The analysis found that 210,800 skilled engineers will be required for PV power plant design, 624,000 construction works for construction and 182,400 low-skilled workers for ongoing project O&M. The analysis does not take into account manufacturing jobs, which NRDC “another significant jobs opportunity.”

The report recommends that “robust skill training” programs are required and suggests solar training institutes be established in regions emerging as Indian solar hubs including Gujarat, Rajasthan, and Karnataka. It also suggests extending existing training standards to the solar and wind sectors.

“There is a clear need for improved training and certification programs, which are accessible to workers of varying backgrounds and skill sets in all states,” said Arunabha Ghosh, CEO, CEEW. “Policymakers should also consider establishing, at least, one prominent solar training institute in each of the renewable energy clusters of the country.”

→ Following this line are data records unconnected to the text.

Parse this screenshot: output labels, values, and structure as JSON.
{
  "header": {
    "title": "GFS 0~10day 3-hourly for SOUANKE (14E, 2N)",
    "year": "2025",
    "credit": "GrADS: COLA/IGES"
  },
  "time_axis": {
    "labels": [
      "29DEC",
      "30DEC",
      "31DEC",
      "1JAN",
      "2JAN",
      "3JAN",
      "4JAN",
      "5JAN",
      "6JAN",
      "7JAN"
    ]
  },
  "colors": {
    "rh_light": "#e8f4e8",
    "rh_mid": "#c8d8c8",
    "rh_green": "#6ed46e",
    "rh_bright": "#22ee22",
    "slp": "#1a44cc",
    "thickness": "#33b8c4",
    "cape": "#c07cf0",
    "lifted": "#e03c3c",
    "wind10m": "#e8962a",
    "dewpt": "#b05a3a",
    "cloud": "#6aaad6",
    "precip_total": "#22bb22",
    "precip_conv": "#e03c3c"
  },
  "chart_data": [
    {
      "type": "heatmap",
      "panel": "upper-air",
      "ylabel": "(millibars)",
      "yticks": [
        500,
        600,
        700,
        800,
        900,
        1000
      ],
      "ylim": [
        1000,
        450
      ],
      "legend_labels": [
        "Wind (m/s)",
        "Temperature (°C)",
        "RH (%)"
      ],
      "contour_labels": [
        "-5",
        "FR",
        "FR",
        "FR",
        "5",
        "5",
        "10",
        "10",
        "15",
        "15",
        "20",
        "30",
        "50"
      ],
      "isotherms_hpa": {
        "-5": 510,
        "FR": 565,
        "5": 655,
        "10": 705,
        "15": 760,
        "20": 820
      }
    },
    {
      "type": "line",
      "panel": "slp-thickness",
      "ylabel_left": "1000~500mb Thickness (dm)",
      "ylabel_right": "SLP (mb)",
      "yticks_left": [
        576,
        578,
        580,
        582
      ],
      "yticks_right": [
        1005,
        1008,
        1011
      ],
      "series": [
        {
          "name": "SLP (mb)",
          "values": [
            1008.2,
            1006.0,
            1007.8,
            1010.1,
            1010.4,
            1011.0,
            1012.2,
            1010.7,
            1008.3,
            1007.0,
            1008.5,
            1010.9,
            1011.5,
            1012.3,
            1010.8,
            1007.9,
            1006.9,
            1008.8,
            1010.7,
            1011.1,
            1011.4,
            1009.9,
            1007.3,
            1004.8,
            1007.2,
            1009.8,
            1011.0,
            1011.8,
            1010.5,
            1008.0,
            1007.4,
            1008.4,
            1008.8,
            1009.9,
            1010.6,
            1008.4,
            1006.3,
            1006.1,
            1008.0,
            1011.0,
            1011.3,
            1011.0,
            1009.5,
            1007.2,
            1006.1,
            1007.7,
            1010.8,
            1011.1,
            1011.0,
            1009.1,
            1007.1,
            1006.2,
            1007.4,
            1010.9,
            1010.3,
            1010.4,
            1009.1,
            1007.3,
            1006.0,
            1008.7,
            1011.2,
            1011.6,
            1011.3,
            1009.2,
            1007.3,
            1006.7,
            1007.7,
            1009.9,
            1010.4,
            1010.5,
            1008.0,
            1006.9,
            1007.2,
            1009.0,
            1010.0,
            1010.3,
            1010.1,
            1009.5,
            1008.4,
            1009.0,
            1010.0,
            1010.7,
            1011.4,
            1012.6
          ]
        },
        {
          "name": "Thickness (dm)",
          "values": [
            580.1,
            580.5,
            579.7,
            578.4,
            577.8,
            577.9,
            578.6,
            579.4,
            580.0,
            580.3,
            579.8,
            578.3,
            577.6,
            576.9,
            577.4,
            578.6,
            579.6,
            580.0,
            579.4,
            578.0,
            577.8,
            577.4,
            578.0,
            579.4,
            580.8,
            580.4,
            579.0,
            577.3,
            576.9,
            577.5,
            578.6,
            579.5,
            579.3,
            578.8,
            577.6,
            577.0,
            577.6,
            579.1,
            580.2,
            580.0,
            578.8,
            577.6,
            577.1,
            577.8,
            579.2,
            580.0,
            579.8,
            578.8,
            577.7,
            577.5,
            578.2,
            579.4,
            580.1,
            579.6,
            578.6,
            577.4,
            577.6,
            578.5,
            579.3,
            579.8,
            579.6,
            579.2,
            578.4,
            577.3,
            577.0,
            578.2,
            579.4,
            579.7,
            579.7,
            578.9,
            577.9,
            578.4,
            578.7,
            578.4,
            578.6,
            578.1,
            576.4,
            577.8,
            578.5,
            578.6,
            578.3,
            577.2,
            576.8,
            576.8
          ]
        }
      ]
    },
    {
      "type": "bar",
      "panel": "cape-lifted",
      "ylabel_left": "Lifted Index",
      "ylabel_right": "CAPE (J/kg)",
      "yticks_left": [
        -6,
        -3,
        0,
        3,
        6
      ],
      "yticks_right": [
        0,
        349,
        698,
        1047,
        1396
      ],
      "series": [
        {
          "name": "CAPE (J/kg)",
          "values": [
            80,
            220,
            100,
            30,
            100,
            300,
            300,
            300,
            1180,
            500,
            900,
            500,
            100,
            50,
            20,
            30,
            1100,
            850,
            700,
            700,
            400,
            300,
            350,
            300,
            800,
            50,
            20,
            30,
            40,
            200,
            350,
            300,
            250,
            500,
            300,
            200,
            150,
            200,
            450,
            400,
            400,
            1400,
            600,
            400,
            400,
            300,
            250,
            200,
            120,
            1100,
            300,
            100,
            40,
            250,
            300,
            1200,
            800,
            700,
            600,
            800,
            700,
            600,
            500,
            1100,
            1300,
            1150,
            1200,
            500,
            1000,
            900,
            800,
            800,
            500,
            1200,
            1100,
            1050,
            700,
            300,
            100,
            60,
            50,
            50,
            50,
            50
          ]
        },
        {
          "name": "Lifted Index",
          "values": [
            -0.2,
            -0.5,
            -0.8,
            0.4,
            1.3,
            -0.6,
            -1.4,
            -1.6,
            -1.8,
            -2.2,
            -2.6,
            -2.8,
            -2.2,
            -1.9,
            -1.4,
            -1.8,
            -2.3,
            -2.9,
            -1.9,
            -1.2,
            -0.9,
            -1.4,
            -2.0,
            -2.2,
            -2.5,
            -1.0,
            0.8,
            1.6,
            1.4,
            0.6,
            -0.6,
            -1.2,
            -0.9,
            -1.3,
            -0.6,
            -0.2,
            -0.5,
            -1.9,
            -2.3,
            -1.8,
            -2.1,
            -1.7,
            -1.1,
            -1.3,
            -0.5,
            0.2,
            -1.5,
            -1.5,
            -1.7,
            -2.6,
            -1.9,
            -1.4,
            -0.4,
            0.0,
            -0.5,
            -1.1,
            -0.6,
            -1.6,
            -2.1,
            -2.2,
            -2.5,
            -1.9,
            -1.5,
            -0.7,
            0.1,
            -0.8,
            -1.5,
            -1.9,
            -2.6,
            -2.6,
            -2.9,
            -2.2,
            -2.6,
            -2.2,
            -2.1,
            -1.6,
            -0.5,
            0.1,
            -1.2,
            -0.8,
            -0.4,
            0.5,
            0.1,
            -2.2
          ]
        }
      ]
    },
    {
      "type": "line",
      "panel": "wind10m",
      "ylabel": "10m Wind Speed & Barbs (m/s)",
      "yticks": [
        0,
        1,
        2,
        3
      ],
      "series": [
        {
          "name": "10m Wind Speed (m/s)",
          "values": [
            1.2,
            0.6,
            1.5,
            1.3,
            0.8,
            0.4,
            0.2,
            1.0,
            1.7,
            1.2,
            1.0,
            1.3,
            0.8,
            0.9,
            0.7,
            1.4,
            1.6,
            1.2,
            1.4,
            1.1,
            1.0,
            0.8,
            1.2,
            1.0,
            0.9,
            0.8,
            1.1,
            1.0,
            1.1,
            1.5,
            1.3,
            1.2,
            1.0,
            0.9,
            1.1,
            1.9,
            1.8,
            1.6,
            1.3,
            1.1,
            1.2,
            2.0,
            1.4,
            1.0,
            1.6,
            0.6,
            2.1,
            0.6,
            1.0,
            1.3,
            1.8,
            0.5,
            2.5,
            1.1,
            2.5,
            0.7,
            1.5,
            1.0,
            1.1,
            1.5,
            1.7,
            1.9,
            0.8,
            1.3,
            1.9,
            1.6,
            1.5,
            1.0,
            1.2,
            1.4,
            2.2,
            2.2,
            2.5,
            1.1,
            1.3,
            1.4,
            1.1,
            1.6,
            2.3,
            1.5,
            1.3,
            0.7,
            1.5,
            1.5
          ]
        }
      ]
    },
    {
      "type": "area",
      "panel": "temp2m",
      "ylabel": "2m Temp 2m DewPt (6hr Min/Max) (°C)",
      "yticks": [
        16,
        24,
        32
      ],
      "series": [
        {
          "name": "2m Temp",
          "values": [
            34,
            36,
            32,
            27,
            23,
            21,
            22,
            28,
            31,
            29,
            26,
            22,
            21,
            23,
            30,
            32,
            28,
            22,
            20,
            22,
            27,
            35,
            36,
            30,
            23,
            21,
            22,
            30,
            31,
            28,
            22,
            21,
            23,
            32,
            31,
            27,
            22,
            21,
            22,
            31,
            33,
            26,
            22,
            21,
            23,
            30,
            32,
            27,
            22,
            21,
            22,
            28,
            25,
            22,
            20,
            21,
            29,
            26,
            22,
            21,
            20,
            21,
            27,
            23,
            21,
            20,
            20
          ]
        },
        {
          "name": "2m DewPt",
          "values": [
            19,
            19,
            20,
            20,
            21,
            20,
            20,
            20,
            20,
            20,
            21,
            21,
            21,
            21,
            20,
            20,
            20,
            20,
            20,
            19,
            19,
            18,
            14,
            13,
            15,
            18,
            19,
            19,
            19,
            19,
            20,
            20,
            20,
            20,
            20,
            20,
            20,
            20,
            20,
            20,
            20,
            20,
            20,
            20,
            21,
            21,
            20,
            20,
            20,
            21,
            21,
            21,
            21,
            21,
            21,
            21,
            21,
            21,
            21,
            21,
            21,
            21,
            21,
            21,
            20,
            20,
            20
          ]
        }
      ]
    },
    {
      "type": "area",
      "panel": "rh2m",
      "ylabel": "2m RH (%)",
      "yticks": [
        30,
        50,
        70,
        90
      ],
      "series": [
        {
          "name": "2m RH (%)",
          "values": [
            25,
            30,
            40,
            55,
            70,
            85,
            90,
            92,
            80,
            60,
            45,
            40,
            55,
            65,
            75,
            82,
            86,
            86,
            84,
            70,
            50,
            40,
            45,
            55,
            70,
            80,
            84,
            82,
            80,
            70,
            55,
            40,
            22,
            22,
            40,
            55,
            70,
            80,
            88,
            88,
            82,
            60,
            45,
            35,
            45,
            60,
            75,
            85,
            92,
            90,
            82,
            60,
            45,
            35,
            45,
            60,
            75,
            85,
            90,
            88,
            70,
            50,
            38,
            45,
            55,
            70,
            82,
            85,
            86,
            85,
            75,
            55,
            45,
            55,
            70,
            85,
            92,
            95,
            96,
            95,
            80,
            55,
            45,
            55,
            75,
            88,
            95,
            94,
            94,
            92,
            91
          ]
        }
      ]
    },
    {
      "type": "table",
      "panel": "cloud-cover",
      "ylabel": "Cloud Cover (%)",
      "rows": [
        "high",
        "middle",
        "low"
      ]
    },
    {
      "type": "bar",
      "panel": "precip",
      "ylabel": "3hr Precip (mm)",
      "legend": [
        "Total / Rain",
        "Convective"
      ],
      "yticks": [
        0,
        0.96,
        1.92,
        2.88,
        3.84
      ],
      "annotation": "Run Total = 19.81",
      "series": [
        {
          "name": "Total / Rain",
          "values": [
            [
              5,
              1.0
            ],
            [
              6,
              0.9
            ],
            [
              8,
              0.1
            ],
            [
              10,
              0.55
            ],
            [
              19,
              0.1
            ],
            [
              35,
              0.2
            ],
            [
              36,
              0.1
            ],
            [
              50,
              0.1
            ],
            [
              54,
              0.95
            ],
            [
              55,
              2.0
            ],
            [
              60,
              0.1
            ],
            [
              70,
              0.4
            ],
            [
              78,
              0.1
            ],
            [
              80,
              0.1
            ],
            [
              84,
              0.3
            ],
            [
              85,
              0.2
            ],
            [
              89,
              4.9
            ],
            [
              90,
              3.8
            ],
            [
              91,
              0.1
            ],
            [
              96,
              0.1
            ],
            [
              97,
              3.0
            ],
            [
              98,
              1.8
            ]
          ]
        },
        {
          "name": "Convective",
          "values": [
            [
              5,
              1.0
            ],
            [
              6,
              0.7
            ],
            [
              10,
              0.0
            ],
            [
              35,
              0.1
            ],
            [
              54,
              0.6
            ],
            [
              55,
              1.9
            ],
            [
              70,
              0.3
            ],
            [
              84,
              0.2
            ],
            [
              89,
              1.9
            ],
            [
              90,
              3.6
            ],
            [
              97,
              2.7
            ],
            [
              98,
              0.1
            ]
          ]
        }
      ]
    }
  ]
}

The report recommends that India’s Ministry of New and Renewable Energy (MNRE) should identify the training gaps that currently exist, after finding that solar industry survey respondents reported that, “the quality of current programs is poor and thus [does] not match industry needs.” MNRE has established a Skill Council for Green Jobs, and the report suggests it should identify existing skill gaps.

The study points to India’s leading role International Solar Alliance, which has brought together 120 solar-rich countries, to facilitate the deployment of solar technology. The Alliance has already met twice.

The Filling the Skill Gap in India’s Clean Energy Market: Solar Energy Focus report is available online.